The hue of her cheeks darkens to red, and I think it’s unrelated to the summer heat radiating off the sidewalk.

“Respect,” she adds hastily. “I have a respect thing for goalies. Not like an…other thing.”

“Other thing?” I ask innocently. “Like a kink?”

A word I learned from the American dating show Beck claims to only watch so he can follow Saylor’s rants about it. I watch it to support Beck being a good fiancé, of course.

“Right! I mean, right, as in, yes, that’s what I didnotmean. Not as in, yes, I have one.” She mutters something else under her breath, too low for me to hear. “I played goalie for a single season because no one else wanted to do it.
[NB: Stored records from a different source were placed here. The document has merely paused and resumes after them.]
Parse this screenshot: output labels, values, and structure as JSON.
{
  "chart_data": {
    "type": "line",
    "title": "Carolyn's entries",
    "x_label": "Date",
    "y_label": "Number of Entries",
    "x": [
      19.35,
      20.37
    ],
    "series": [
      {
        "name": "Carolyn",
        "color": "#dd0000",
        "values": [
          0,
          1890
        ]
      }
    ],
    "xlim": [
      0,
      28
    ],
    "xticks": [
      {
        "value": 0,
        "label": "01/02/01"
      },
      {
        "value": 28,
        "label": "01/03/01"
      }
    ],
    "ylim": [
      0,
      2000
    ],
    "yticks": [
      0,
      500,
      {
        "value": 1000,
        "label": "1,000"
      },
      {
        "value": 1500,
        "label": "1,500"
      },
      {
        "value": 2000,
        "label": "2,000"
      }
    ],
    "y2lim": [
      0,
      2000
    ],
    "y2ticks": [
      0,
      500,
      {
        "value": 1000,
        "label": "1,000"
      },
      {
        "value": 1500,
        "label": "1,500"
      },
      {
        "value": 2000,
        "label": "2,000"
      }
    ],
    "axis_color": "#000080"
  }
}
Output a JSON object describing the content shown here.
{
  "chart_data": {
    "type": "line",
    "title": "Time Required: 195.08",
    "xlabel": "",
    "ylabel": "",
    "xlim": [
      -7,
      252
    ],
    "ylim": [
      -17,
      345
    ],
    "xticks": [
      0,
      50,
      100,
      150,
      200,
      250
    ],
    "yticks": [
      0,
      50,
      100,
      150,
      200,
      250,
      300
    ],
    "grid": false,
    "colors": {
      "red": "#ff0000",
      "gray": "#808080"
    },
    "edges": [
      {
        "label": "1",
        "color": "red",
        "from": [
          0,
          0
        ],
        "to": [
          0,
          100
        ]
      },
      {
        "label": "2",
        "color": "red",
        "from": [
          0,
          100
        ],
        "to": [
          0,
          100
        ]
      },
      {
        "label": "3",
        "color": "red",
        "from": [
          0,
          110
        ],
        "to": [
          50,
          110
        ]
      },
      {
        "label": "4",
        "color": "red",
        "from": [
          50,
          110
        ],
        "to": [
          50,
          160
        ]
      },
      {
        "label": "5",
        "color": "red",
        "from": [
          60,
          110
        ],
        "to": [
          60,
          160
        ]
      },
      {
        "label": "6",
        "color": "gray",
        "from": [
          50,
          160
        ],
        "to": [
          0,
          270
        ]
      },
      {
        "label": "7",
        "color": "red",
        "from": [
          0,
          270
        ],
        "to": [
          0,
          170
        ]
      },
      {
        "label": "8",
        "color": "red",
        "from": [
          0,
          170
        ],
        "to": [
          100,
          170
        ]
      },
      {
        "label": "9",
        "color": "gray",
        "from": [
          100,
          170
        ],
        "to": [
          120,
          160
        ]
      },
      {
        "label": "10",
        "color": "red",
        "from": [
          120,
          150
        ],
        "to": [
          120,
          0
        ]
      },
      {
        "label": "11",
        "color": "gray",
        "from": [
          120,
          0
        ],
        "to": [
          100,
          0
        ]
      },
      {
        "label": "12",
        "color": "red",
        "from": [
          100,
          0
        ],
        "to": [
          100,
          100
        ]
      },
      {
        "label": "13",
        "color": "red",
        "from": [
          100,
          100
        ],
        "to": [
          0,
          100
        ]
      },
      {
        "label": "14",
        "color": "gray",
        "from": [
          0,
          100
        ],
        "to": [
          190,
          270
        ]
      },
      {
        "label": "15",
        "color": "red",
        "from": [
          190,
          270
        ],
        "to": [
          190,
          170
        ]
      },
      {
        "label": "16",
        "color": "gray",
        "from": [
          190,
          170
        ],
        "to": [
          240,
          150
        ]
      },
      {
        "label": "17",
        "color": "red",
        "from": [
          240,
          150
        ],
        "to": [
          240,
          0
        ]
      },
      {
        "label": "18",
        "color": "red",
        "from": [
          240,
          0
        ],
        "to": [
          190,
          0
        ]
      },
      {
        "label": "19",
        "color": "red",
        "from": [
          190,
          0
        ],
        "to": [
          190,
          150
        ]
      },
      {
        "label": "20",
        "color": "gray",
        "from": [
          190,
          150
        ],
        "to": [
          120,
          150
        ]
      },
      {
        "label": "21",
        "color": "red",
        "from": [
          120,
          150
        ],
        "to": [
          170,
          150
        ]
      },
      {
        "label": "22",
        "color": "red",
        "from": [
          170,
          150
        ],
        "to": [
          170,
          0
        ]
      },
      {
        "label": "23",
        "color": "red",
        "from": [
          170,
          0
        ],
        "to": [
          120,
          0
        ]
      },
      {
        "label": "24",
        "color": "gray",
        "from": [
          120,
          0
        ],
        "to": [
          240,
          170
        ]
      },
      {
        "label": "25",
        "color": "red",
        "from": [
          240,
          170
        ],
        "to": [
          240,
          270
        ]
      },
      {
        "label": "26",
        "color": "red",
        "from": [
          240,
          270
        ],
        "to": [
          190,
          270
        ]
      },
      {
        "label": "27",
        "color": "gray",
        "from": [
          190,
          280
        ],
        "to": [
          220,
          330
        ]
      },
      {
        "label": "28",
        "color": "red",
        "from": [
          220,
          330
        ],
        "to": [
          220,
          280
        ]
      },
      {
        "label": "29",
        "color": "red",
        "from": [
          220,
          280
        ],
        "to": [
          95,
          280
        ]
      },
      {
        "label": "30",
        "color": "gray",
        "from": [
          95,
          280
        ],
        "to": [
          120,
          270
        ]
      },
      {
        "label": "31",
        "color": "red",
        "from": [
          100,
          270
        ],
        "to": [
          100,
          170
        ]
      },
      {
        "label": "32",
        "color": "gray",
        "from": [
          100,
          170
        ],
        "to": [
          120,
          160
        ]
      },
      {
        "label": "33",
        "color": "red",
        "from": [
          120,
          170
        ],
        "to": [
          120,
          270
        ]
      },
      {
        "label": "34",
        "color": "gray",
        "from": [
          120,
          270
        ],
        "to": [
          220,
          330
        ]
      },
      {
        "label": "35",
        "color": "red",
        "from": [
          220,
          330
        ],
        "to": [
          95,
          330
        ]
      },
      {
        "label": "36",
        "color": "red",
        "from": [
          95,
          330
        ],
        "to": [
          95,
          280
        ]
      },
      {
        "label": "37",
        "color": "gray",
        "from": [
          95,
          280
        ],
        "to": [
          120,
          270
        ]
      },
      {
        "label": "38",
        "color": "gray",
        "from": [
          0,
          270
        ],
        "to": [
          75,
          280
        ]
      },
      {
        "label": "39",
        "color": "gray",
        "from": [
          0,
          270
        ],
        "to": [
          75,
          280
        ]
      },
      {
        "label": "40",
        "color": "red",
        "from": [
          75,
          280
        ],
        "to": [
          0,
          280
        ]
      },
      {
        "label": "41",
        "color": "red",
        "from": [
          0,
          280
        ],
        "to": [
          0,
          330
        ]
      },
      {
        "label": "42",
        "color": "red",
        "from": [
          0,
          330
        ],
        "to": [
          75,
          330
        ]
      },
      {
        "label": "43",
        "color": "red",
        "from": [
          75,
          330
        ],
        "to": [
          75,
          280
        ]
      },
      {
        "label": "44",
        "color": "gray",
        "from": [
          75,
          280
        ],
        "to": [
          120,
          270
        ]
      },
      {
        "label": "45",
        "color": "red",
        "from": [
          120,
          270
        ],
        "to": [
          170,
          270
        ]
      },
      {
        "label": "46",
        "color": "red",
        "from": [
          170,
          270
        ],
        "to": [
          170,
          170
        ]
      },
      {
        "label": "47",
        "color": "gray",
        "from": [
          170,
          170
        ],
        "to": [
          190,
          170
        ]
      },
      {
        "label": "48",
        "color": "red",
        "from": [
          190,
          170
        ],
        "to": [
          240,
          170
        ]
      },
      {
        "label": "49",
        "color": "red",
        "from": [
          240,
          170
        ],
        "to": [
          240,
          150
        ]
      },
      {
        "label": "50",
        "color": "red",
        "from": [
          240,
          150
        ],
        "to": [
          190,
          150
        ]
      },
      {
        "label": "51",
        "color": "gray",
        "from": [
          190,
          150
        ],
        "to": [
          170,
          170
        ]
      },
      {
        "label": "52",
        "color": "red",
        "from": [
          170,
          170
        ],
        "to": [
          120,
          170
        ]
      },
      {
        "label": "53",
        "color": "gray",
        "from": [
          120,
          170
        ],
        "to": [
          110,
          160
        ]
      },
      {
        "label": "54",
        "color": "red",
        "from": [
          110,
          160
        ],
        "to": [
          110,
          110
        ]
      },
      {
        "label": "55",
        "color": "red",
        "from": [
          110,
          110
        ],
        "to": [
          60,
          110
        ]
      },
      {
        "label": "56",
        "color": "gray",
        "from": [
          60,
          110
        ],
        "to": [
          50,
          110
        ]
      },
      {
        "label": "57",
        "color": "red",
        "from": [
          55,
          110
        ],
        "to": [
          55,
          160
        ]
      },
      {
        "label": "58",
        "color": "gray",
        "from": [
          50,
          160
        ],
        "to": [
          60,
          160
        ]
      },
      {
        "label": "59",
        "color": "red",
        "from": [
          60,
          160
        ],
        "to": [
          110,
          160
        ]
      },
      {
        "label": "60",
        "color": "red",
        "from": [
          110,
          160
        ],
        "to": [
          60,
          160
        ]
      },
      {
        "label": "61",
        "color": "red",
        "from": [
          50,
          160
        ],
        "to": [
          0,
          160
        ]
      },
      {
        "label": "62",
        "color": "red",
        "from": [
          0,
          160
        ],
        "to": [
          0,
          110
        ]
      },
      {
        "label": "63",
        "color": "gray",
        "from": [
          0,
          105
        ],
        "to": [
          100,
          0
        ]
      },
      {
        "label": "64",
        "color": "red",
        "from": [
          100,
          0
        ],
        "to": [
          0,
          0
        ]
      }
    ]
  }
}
And it sucked when the opponents were seven-year-old girls who forgot which end to score in. I don’t—I can’t imagine what it must be like with higher stakes than that.”

I grin. Again. Or still. I think I’ve been smiling ever since I saw her mimic driving a car. “You played football?”

“I play soccer,” she replies, pride in her voice. “That’s why I’m here.”

And she’s American. So, she’s one of Saylor’s teammates.

“This is your first Games?” I ask. My guess is, she’s younger than me.

She nods. “I’m still in college. I’ll be a senior at Lincoln University.”

I’ve heard of it. One of the more prestigious American schools.

She taps her phone against her thigh, drawing my attention back to her dress. The dress itself, I couldn’t care less about. But I’m very intrigued by all the smooth skin it exposes. She’s tall, nearly to my shoulder in heels, the sculpted muscles of her thighs and calves on full display.